Au Canada, Aiden Pleterski, surnommé le “Crypto King”, est accusé d’avoir siphonné plus de 40 millions de dollars canadiens auprès d’investisseurs avant de se retrouver kidnappé, filmé, puis exposé au grand jour. Cette histoire n’a rien d’un film. Elle mélange promesses de rendements, mise en scène sur Instagram et violence bien réelle.
De la chambre d’ado au rôle de “Crypto King”
Tout commence loin des salles de marché. Pleterski grandit en Ontario et découvre la crypto comme beaucoup de jeunes : par curiosité, par les jeux, par l’envie de comprendre comment circulent ces “jetons” qui semblent apparaître partout.
Puis vient la vitrine. Sur les réseaux, la réussite porte des logos. Ferrari, villas, montres. À force de scroller, l’ordinaire paraît presque une punition. Le trading devient alors, dans sa tête, un raccourci.

En 2020, il se met à trader plus sérieusement, en racontant des gains, en testant son discours. Le passage du “je tente” au “je gère” est rapide. Trop rapide. Mais c’est souvent comme ça que naissent les personnages : une confiance affichée, et un public qui veut y croire.

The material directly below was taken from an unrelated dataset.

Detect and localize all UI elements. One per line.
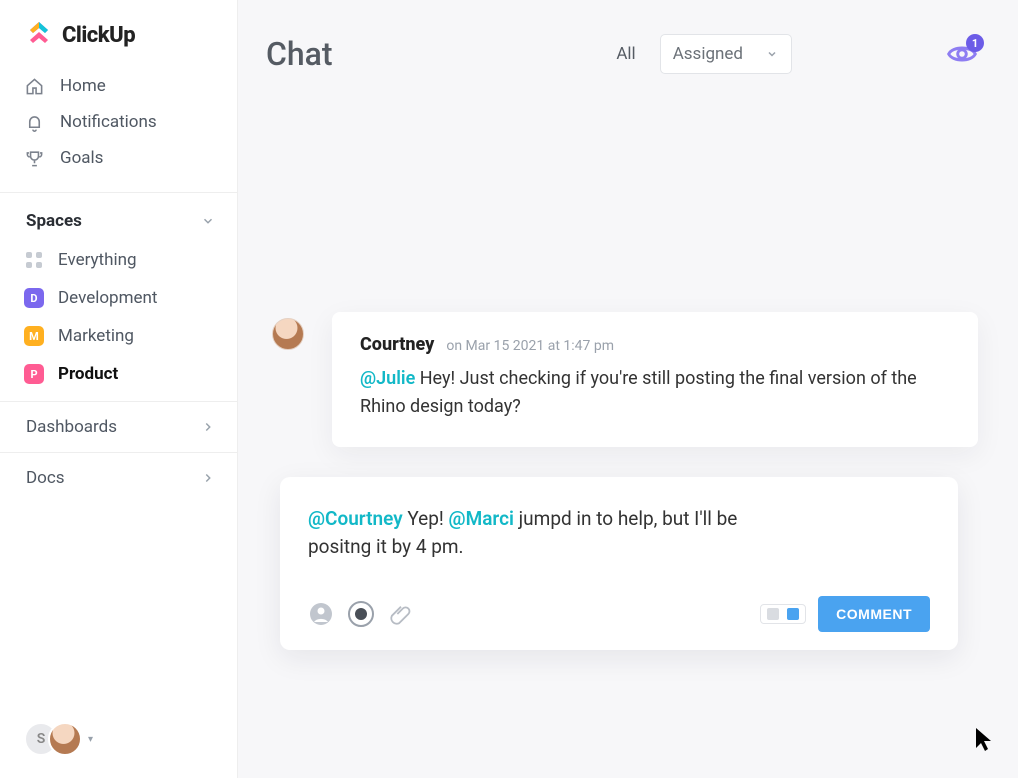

AP Private Equity, ou l’art de rendre l’absurde crédible
Il crée AP Private Equity Ltd et vend une promesse calibrée pour séduire. Des rendements annoncés de 10 à 20 % toutes les deux semaines, via crypto et forex. Le capital, dit-il, serait même “garanti”. Dans l’univers de l’investissement, ce genre de phrase devrait faire sonner une alarme.
Les dépôts s’accumulent. Des proches, des entrepreneurs, des particuliers. Selon des documents de cour rapportés par la presse, environ 41,5 millions de dollars canadiens auraient été confiés par des investisseurs, avec un nombre de victimes évoqué autour de 160 ou davantage selon les sources.
Et pourtant, l’enquête financière va raconter une autre histoire. Les autorités et le syndic ont indiqué qu’une infime partie seulement aurait été réellement investie, autour de 1,6 %. Le reste se disperse. Pas dans la volatilité des marchés, mais dans la vie privée du “roi”.
Crypto : le décor de luxe, puis le trou noir
La mise en scène devient sa preuve sociale. Voyages, villas, voitures, jets. Quand l’argent circule, l’image suit. Et quand l’image est forte, elle attire encore plus d’argent. Le cercle est efficace, jusqu’au jour où il se retourne.
Dans les dossiers cités par Reuters et CityNews, plusieurs millions auraient servi à financer un train de vie : véhicules haut de gamme, locations, séjours. Des actifs ont été saisis, mais une large partie des fonds reste introuvable, ce qui nourrit la colère des victimes.

À l’été 2022, les retraits se grippent. Les excuses s’allongent, puis le silence. Les plaintes se multiplient. La société est poussée vers la faillite et Grant Thornton est nommé pour retracer les flux. Pendant ce temps, la police de Durham ouvre une enquête qui prendra le nom de Project Swan.
Kidnappé, filmé, puis rattrapé par la justice
Le basculement le plus glaçant arrive en décembre 2022. Pleterski est enlevé à Toronto. Il dira avoir été séquestré, frappé et torturé. Une vidéo le montre ensanglanté, s’excusant et promettant de rembourser. Cette séquence, reprise par des médias, donne à l’affaire une dimension nationale.
Des suspects seront arrêtés dans le dossier de l’enlèvement. En octobre 2025, l’un des accusés a plaidé coupable à plusieurs chefs, dont enlèvement et voies de fait, et des éléments évoquent des sévices comme le waterboarding. Le message est brutal : l’arnaque financière peut glisser vers la violence physique, surtout quand des fortunes privées sont en jeu.
Sur le volet financier, l’étau se resserre aussi. En mai 2024, les autorités ont inculpé Pleterski et un associé en Ontario pour fraude, avec en plus, pour Pleterski, des accusations de blanchiment des produits de la criminalité, après une enquête conjointe. La justice l’a libéré sous caution, assortie de conditions strictes, et son procès doit s’ouvrir en octobre 2026, d’après plusieurs médias.
La morale de cette histoire dépasse le Canada. On l’a vu récemment en Afrique avec OPTCoin et Daobit : mêmes promesses de “rendements via le trading”, mêmes discours rassurants, puis le même mur au moment des retraits. Quand plus personne ne peut sortir son argent, le vernis tombe. Il ne reste qu’une pyramide de Ponzi, et des victimes qui se demandent comment elles ont pu y croire. Dans la crypto, la technologie est neuve. Les vieilles arnaques, elles, ne vieillissent pas.